524. regex named character classes and case-insensitivity don't mix

Section: 31 [re] Status: CD1 Submitter: Eric Niebler Opened: 2005-07-01 Last modified: 2016-02-10

Priority: Not Prioritized

View other active issues in [re].

View all other issues in [re].

View all issues with CD1 status.

Discussion:

This defect is also being discussed on the Boost developers list. The full discussion can be found here: http://lists.boost.org/boost/2005/07/29546.php

-- Begin original message --

Also, I may have found another issue, closely related to the one under discussion. It regards case-insensitive matching of named character classes. The regex_traits<> provides two functions for working with named char classes: lookup_classname and isctype. To match a char class such as [[:alpha:]], you pass "alpha" to lookup_classname and get a bitmask. Later, you pass a char and the bitmask to isctype and get a bool yes/no answer.

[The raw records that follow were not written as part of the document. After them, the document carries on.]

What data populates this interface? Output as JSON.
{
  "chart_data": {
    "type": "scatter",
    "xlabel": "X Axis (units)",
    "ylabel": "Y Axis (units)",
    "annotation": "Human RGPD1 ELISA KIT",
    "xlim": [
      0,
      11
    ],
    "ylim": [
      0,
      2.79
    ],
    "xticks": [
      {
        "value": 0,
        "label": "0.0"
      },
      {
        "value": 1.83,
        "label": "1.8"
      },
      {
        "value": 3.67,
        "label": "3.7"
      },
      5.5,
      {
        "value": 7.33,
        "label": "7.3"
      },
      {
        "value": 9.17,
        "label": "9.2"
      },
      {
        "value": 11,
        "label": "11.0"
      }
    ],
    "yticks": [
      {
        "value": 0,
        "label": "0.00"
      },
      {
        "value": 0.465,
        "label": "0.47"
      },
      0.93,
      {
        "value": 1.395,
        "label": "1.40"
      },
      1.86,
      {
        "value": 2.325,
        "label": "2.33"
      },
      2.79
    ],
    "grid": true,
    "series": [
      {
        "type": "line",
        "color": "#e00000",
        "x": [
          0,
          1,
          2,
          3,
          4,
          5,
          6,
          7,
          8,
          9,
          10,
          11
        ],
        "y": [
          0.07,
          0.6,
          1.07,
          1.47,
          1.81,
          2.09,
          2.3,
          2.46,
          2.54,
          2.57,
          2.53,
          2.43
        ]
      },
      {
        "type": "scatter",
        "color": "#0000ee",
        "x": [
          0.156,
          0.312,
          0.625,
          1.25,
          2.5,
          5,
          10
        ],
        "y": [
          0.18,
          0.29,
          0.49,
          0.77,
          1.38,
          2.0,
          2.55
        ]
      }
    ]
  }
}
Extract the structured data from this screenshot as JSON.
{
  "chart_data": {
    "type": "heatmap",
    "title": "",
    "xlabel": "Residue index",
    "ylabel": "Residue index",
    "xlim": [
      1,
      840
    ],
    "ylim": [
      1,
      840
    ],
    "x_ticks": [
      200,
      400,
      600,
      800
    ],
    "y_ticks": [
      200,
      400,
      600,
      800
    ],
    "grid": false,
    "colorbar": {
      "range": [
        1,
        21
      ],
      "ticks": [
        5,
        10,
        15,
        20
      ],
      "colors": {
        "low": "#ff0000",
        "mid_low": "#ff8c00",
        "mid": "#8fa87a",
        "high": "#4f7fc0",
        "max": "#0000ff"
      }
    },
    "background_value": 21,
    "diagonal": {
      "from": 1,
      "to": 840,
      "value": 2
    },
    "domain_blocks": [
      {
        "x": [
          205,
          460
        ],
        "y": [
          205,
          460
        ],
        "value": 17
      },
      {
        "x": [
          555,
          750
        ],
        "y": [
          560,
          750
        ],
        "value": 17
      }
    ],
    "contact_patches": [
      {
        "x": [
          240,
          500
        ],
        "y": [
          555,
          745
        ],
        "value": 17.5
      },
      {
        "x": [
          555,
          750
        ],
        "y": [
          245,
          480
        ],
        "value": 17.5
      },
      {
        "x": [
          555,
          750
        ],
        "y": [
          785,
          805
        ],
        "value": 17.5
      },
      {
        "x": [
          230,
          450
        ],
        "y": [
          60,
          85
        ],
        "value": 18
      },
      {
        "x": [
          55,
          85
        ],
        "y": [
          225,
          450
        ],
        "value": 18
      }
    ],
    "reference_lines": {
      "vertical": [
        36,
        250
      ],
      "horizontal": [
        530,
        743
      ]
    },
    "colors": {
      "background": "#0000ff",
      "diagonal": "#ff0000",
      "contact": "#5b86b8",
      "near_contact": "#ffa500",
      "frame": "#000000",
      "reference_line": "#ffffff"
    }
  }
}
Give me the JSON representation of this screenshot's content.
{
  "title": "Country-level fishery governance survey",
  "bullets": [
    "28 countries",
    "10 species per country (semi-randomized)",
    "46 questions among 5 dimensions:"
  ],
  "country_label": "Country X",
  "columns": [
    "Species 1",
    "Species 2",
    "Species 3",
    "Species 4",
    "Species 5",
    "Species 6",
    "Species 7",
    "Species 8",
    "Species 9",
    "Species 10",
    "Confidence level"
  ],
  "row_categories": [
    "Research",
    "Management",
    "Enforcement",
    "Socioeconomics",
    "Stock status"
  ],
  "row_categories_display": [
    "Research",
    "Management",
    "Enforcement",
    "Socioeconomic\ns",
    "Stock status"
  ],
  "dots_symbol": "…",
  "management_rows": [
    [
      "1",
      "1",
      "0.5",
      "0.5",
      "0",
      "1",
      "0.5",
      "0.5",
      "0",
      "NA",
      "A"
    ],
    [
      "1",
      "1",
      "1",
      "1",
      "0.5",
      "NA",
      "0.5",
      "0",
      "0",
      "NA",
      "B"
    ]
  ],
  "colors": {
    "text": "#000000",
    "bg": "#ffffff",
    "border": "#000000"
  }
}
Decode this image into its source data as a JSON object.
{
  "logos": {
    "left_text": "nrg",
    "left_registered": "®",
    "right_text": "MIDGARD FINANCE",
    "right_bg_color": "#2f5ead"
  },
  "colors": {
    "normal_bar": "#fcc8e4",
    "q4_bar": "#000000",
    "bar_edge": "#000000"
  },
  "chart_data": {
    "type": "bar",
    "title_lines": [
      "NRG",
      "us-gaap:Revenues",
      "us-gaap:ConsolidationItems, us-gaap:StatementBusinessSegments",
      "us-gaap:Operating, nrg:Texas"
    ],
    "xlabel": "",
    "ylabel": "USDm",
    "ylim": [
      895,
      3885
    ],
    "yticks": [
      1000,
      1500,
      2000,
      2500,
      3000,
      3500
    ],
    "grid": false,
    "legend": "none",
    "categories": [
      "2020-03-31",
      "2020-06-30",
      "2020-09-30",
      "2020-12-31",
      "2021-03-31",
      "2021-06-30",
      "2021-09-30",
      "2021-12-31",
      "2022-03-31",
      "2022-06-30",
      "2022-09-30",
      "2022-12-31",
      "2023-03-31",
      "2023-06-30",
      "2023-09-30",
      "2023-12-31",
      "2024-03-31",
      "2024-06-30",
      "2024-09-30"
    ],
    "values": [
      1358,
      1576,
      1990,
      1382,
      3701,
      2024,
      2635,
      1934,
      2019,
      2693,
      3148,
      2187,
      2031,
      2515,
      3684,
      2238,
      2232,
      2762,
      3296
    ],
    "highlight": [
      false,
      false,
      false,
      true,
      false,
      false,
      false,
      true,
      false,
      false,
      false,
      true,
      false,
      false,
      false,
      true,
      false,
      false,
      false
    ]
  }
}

But how does case-insensitivity work in this scenario? Suppose we're doing a case-insensitive match on [[:lower:]]. It should behave as if it were [[:lower:][:upper:]], right? But there doesn't seem to be enough smarts in the regex_traits interface to do this.

Imagine I write a traits class which recognizes [[:fubar:]], and the "fubar" char class happens to be case-sensitive. How is the regex engine to know that? And how should it do a case-insensitive match of a character against the [[:fubar:]] char class? John, can you confirm this is a legitimate problem?

I see two options:

1) Add a bool icase parameter to lookup_classname. Then, lookup_classname( "upper", true ) will know to return lower|upper instead of just upper.

2) Add a isctype_nocase function

I prefer (1) because the extra computation happens at the time the pattern is compiled rather than when it is executed.

-- End original message --

For what it's worth, John has also expressed his preference for option (1) above.

Proposed resolution:

Adopt the proposed resolution in N2409.

[ Kona (2007): The LWG adopted the proposed resolution of N2409 for this issue. The LWG voted to accelerate this issue to Ready status to be voted into the WP at Kona. ]